For three generations my forefathers were careful observers of the proceedings of the Connecticut colonists; and if their papers and myself should continue in existence till a return of peace shall restore them to my possession, I trust the public will not be displeased with the design I have of committing them to the press. In the mean time, lest that event should never take place, I beg their acceptance of the present volume, which, whatever other historical requisite it may want, must, I think, be allowed to possess originality and truth (rare properties in modern publications), and, therefore, I hope, will not be deemed unworthy the public favor.
SECOND PREFACE.
Mr. James Hammond Trumbull, the author of the work entitled “The Blue Laws of Connecticut and New Haven, and the False Blue Laws invented by the Rev. Samuel Peters,” which has just made its appearance, attempts to throw discredit on the work of Dr. Peters, and represents it as a fiction, and a calumny upon the early settlers of Connecticut.
Mr.

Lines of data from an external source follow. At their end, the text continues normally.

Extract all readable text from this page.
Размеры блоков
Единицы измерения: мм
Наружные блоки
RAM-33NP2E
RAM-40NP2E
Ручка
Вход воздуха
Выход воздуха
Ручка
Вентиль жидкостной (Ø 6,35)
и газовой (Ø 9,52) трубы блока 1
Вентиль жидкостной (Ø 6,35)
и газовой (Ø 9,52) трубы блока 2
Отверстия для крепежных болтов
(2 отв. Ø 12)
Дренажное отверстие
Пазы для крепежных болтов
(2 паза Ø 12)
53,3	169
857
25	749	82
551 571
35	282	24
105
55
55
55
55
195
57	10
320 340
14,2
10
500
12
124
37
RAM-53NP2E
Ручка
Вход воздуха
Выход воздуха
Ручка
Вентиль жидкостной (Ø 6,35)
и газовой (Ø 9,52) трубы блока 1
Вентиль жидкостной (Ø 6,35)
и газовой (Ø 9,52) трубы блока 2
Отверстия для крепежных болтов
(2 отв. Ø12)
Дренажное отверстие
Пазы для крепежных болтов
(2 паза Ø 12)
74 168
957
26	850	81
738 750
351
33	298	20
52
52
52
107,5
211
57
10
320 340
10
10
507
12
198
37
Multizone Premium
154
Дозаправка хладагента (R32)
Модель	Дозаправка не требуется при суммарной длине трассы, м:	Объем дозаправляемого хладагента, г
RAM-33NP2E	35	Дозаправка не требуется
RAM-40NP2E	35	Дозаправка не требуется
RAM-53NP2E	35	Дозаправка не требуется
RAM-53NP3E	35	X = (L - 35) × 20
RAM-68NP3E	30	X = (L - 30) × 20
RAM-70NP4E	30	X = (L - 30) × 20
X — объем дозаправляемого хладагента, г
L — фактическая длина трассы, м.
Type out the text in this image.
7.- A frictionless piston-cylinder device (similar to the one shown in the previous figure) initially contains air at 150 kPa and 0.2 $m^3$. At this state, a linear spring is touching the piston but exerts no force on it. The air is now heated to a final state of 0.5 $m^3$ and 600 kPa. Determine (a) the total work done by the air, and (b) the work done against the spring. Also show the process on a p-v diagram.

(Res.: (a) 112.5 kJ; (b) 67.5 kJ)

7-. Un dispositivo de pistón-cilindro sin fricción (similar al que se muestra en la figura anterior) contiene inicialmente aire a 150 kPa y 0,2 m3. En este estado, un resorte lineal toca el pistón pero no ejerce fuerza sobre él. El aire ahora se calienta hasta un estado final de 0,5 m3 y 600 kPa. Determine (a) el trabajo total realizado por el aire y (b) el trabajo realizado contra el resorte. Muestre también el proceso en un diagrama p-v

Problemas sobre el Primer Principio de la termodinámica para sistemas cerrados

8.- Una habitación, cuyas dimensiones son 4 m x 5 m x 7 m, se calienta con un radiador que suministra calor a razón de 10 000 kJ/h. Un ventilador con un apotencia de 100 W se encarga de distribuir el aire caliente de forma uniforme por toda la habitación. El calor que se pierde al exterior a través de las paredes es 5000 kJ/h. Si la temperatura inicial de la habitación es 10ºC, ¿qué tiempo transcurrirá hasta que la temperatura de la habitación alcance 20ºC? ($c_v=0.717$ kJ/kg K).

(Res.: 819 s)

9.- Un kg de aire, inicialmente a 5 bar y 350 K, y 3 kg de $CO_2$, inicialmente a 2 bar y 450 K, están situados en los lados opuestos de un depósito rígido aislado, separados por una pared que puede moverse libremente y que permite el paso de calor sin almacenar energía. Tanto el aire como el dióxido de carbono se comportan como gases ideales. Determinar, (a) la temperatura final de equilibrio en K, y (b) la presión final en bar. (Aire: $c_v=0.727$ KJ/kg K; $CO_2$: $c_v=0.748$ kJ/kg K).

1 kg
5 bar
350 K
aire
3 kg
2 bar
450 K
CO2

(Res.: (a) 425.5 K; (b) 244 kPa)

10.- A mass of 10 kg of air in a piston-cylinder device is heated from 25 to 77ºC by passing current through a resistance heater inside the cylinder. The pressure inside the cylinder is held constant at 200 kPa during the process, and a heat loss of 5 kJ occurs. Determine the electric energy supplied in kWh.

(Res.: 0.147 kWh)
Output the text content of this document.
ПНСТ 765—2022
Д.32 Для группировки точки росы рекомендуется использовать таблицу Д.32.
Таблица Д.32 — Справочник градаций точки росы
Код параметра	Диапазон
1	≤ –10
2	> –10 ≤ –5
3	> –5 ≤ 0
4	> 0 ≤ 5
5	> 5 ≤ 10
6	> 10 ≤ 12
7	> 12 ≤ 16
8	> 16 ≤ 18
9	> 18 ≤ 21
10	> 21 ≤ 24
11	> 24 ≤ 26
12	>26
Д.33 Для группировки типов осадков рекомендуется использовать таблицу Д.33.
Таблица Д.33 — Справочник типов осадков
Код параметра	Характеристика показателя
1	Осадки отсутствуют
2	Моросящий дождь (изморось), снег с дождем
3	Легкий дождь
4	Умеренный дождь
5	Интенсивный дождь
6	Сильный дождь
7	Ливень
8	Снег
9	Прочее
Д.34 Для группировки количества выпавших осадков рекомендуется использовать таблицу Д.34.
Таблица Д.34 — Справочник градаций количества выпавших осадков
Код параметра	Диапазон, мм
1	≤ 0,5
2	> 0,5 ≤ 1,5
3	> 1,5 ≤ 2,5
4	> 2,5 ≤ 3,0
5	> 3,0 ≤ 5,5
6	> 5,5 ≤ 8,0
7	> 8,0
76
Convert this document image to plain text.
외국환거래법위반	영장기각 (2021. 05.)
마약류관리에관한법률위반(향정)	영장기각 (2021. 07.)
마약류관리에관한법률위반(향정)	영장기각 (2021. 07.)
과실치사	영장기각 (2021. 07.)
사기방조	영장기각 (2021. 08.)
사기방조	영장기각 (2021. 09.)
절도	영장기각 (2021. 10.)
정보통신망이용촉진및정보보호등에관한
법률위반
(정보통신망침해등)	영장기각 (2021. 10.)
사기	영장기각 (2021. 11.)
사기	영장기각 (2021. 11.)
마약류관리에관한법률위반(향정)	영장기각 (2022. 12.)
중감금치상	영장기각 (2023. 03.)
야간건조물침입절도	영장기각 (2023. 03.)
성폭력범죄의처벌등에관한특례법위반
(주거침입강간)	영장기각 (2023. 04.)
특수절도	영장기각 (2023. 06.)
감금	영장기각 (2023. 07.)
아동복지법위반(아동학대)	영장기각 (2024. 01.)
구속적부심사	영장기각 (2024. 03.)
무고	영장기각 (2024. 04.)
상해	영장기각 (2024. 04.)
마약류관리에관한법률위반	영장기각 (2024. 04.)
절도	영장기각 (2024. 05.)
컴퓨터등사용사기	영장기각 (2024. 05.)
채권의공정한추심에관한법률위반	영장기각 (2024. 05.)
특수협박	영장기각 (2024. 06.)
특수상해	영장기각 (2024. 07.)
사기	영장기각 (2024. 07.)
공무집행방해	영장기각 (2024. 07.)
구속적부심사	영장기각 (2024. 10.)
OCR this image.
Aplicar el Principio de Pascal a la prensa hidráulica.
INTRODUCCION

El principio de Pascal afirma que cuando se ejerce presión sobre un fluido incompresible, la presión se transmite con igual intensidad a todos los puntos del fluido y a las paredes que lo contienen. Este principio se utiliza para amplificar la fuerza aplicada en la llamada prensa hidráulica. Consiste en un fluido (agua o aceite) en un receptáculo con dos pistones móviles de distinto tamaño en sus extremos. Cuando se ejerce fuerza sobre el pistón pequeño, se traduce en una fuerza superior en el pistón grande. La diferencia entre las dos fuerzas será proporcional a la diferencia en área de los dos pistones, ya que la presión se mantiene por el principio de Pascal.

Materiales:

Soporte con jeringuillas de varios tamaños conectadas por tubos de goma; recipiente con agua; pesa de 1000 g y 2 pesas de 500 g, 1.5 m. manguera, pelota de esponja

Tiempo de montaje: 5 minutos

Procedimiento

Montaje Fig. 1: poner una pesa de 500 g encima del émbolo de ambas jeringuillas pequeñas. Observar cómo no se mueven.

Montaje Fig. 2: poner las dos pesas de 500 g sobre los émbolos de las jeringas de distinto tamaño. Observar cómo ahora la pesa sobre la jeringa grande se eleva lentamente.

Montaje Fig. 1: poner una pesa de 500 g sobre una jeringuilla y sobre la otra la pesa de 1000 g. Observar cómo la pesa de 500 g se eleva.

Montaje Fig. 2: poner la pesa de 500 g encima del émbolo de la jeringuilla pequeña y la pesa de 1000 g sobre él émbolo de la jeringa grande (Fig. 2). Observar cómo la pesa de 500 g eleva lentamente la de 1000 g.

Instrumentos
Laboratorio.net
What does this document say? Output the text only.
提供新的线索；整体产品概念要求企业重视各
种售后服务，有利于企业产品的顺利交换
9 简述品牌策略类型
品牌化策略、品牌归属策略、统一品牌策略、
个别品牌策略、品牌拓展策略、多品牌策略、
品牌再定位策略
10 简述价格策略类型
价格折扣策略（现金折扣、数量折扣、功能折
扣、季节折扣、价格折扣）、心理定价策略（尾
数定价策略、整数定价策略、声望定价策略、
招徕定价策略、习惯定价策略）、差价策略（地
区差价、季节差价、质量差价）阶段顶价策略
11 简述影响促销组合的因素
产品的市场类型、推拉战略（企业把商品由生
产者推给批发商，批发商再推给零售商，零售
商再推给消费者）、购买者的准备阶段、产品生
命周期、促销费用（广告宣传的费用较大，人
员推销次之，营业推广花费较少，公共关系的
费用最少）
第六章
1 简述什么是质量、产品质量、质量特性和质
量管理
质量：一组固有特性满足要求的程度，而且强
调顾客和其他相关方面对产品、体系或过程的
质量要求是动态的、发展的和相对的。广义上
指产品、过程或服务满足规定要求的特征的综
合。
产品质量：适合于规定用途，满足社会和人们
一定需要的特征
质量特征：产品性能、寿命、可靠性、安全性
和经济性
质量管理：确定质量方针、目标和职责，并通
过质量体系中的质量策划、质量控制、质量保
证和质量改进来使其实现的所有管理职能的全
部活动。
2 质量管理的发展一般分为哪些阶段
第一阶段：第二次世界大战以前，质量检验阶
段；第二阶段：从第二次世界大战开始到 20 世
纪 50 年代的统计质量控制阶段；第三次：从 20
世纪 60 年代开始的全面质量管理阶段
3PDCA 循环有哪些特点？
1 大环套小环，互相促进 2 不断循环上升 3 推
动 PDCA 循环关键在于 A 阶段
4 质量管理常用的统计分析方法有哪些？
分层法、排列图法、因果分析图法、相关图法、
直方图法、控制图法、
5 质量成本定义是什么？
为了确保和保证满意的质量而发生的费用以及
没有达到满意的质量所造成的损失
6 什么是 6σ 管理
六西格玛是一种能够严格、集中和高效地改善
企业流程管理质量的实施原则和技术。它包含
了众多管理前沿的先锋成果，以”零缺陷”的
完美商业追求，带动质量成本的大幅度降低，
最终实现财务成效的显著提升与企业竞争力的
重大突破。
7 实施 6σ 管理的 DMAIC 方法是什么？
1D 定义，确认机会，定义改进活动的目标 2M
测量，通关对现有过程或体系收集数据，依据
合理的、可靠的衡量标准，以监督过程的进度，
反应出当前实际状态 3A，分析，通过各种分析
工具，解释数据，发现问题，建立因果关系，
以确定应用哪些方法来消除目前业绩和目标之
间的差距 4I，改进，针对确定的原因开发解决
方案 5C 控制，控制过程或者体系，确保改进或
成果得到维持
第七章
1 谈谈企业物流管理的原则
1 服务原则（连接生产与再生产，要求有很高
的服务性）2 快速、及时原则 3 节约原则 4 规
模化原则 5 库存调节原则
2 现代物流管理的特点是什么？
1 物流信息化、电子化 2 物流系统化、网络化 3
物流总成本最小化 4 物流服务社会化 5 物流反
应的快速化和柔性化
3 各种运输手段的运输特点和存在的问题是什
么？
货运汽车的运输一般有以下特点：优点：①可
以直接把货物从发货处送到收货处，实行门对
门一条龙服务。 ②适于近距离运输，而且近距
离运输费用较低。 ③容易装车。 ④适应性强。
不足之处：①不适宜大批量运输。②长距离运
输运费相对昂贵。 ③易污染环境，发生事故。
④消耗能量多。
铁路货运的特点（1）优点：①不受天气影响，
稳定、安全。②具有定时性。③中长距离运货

Trumbull seems to have spared no trouble in his researches to show that no such laws as the “Blue Laws” represented by Dr. Peters were in existence, and to impress this more forcibly upon the public he gives the laws of 1639, 1650, and 1656; when, had he looked more carefully at the doctor’s “History of Connecticut,” he would have found he alluded to them in these words: “The laws made by the independent Dominion, and nominated the Blue Laws by the neighboring colonies, were never suffered to be printed;” nevertheless, Mr. Trumbull shows that there were laws
at that time equally repugnant, though clothed in more subtile phraseology, but pointing to the same result, and that these laws were rigidly enforced.
Dr. Peters’s “History of Connecticut” was published in London, in 1781, and possibly there are not twenty persons living who have ever read it. As its truthfulness was unpalatable to the Connecticut colony, the issue that came to this country, I believe, was publicly burnt, and the court prohibited the republishing of the work in the State; consequently it has become a very rare work, so much so that in March, 1877, a copy, at a sale of old works, brought the fabulous price of one hundred and fifteen dollars, demonstrating the fact that but few remained in existence.